Expanding the Pool of Teachers Policy
The state should provide an alternate route that is free from regulatory obstacles that limit its usage and providers.
Although Wisconsin does not place restrictions on providers, the state does limit the usage of its alternate routes.
Candidates may only apply to critical shortage content fields and difficult-to-staff geographic locations.
State regulations authorize colleges or universities, schools, school districts, Cooperative Education Service Agencies, consortia, technical colleges and/or private enterprises or agencies to provide alternate route programs.
PI 34.08 Experimental and innovative programs http://dpi.wi.gov/tepdl/doc/altprogindex.doc
Broaden alternate route usage.
Wisconsin should reconsider subject-area and geographic restrictions on its alternate routes. The state should provide a true alternative path to certification and eliminate requirements that alternate route teachers can only be hired if traditionally certified teachers cannot be found. Alternate routes should not be programs of last resort for hard-to-staff subjects, grade levels or geographic areas but rather a way to expand the teacher pipeline throughout the state.

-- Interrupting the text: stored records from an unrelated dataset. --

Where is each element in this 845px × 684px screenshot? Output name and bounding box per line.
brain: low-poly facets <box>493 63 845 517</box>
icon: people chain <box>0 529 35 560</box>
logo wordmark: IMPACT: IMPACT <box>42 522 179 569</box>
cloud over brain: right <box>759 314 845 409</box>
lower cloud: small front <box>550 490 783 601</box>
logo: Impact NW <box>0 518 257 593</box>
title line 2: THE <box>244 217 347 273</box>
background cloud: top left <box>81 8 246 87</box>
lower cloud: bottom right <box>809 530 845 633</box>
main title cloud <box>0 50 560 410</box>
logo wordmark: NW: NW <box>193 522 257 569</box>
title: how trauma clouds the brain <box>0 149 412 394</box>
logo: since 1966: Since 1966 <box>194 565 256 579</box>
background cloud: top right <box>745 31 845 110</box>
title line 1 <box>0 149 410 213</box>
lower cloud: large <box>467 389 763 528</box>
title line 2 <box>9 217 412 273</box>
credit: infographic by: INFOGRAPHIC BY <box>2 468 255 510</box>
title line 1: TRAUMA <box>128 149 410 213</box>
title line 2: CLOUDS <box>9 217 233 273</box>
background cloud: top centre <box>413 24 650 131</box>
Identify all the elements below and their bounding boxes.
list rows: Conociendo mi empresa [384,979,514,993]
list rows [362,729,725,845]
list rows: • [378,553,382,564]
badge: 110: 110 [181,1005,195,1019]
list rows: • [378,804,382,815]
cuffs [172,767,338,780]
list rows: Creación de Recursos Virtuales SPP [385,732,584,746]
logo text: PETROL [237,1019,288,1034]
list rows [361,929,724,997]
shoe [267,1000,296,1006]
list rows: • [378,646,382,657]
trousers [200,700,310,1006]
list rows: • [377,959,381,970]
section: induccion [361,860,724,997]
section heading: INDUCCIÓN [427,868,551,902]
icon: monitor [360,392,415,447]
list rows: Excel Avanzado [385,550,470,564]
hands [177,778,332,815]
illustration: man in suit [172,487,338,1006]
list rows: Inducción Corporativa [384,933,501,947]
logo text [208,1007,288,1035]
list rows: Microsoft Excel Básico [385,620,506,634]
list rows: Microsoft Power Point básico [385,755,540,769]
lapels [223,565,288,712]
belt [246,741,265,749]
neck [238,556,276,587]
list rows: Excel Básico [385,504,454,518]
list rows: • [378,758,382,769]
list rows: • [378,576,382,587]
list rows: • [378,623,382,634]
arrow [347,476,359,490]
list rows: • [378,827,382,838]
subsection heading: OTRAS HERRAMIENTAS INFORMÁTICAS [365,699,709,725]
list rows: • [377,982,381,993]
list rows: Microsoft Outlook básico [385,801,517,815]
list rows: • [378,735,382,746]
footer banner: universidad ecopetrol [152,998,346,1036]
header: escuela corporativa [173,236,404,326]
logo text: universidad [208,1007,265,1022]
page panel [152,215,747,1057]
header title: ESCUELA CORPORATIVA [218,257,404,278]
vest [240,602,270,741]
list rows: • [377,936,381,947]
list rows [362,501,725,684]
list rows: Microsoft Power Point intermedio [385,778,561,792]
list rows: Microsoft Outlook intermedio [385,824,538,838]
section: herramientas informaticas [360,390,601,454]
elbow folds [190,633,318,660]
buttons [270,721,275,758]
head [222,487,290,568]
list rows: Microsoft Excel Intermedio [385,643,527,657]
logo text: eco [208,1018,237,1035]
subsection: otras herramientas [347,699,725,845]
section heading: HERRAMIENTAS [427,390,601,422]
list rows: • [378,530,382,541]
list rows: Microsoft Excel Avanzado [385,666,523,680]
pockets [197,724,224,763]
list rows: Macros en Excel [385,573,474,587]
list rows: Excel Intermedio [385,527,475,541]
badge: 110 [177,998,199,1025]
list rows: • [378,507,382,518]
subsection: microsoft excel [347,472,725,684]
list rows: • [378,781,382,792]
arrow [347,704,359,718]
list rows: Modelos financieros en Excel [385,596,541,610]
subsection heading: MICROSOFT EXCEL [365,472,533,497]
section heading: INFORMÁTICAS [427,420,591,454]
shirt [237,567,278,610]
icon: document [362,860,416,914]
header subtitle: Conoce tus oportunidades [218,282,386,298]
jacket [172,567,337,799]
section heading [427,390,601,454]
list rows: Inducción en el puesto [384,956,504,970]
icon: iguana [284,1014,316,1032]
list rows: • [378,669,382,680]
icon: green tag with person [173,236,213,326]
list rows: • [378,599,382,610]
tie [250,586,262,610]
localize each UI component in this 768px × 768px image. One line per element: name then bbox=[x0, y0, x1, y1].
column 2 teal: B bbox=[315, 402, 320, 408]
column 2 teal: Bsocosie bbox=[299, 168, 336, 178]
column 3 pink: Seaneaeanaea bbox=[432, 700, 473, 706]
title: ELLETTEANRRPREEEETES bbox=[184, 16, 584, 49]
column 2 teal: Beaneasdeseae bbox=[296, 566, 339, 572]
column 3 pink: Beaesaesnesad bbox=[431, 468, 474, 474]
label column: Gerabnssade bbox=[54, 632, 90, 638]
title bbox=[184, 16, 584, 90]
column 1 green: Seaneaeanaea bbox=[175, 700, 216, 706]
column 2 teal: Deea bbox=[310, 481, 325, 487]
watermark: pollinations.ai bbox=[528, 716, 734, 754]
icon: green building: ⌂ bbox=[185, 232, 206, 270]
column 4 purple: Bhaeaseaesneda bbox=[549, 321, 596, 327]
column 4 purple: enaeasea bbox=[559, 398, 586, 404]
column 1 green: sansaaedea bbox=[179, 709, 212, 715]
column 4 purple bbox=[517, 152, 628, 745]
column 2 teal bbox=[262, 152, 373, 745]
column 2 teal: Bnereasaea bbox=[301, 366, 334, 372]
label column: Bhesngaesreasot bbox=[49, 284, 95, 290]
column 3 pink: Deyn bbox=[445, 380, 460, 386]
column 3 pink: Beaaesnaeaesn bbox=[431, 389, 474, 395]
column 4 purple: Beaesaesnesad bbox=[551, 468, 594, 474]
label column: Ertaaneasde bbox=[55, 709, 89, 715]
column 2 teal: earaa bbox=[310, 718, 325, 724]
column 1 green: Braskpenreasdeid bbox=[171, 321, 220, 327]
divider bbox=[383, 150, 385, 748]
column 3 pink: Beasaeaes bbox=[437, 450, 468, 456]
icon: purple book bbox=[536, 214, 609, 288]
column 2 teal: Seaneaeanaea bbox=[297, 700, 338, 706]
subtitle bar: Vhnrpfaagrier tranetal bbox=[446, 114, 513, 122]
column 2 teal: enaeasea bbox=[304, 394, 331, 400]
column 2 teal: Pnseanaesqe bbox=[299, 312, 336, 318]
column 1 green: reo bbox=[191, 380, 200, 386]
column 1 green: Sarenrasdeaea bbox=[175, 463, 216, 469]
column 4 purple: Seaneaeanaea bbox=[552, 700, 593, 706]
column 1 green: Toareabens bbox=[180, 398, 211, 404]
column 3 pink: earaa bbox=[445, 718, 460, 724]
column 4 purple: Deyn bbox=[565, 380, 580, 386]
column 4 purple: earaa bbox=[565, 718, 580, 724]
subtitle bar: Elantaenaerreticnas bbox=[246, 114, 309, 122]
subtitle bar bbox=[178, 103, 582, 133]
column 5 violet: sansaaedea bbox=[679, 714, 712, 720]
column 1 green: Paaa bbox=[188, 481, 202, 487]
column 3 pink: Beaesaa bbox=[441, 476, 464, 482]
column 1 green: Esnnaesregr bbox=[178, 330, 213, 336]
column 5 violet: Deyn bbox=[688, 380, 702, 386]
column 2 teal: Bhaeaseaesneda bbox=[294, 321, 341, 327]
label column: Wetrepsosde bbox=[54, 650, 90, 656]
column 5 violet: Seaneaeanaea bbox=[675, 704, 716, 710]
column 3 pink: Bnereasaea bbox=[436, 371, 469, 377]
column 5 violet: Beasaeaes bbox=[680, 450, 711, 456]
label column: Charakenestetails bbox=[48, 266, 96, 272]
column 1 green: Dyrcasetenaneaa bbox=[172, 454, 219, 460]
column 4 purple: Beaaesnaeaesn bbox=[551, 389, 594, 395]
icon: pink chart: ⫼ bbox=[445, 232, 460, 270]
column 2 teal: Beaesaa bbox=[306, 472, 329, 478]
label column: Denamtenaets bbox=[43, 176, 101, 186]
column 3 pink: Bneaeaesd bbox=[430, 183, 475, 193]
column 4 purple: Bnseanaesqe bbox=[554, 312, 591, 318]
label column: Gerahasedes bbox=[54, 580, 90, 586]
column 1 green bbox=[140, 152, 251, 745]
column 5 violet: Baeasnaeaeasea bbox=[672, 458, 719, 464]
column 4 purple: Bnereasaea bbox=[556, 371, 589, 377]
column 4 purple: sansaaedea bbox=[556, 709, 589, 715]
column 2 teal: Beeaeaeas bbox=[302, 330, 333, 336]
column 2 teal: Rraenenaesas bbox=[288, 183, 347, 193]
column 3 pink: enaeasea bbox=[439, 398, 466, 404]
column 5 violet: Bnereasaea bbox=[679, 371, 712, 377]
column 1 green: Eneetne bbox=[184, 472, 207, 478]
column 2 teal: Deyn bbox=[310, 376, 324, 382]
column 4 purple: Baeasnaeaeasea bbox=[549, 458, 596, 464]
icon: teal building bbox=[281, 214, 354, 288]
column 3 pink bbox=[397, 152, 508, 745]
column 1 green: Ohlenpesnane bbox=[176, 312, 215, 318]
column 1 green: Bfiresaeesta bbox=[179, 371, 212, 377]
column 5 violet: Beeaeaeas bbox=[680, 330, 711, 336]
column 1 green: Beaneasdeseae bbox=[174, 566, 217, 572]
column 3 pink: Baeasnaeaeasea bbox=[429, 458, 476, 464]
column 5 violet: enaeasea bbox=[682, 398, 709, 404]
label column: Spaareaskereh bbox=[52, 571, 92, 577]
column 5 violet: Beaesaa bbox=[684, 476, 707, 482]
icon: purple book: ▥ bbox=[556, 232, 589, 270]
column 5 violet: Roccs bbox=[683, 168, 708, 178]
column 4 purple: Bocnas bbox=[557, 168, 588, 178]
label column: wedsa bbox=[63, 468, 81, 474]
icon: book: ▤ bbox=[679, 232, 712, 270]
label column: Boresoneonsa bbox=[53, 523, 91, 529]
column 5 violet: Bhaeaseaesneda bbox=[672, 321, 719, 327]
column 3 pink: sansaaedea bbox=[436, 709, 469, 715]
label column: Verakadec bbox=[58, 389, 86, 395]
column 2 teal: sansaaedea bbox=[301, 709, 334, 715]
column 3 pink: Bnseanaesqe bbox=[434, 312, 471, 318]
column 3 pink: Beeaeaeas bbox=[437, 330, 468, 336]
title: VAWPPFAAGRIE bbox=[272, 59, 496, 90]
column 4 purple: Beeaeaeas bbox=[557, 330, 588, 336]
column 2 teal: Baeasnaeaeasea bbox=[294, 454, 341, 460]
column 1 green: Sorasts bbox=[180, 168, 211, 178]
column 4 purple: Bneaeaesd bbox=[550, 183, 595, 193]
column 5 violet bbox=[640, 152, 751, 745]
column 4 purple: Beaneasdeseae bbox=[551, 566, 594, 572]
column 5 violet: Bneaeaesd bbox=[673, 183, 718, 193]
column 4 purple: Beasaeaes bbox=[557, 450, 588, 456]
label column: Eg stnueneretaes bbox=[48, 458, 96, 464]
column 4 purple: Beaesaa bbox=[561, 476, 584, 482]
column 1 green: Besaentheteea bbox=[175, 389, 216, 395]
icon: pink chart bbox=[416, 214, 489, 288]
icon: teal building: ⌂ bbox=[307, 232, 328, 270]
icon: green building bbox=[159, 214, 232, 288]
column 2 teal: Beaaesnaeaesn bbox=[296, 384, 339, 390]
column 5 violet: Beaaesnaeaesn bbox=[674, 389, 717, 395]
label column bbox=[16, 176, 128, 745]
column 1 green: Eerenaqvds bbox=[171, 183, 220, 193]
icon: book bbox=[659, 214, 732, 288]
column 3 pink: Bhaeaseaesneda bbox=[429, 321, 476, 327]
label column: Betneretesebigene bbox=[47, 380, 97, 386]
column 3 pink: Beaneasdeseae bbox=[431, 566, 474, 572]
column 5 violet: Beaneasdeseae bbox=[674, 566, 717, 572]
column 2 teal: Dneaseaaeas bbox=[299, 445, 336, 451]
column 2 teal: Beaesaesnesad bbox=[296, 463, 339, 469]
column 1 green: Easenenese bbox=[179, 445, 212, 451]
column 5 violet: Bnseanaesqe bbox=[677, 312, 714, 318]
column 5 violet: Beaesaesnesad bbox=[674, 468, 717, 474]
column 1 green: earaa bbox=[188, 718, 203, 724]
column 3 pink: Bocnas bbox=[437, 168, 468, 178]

Wisconsin asserted that the Alternative Route to Licensure program approval handbook provides further details on the state's alternate route programs. The state also contended that alternate route programs prepare applicants for full licensure in an accelerated format. "Candidates are employed in the same way as any candidate being prepared at a traditional program." Wisconsin added that alternate route program providers fill a needed pipeline niche in the state, preparing candidates in an accelerated format for shortage areas.
NCTQ was unable to locate the documents referenced in Wisconsin's response, and the state did not respond to requests for further clarification.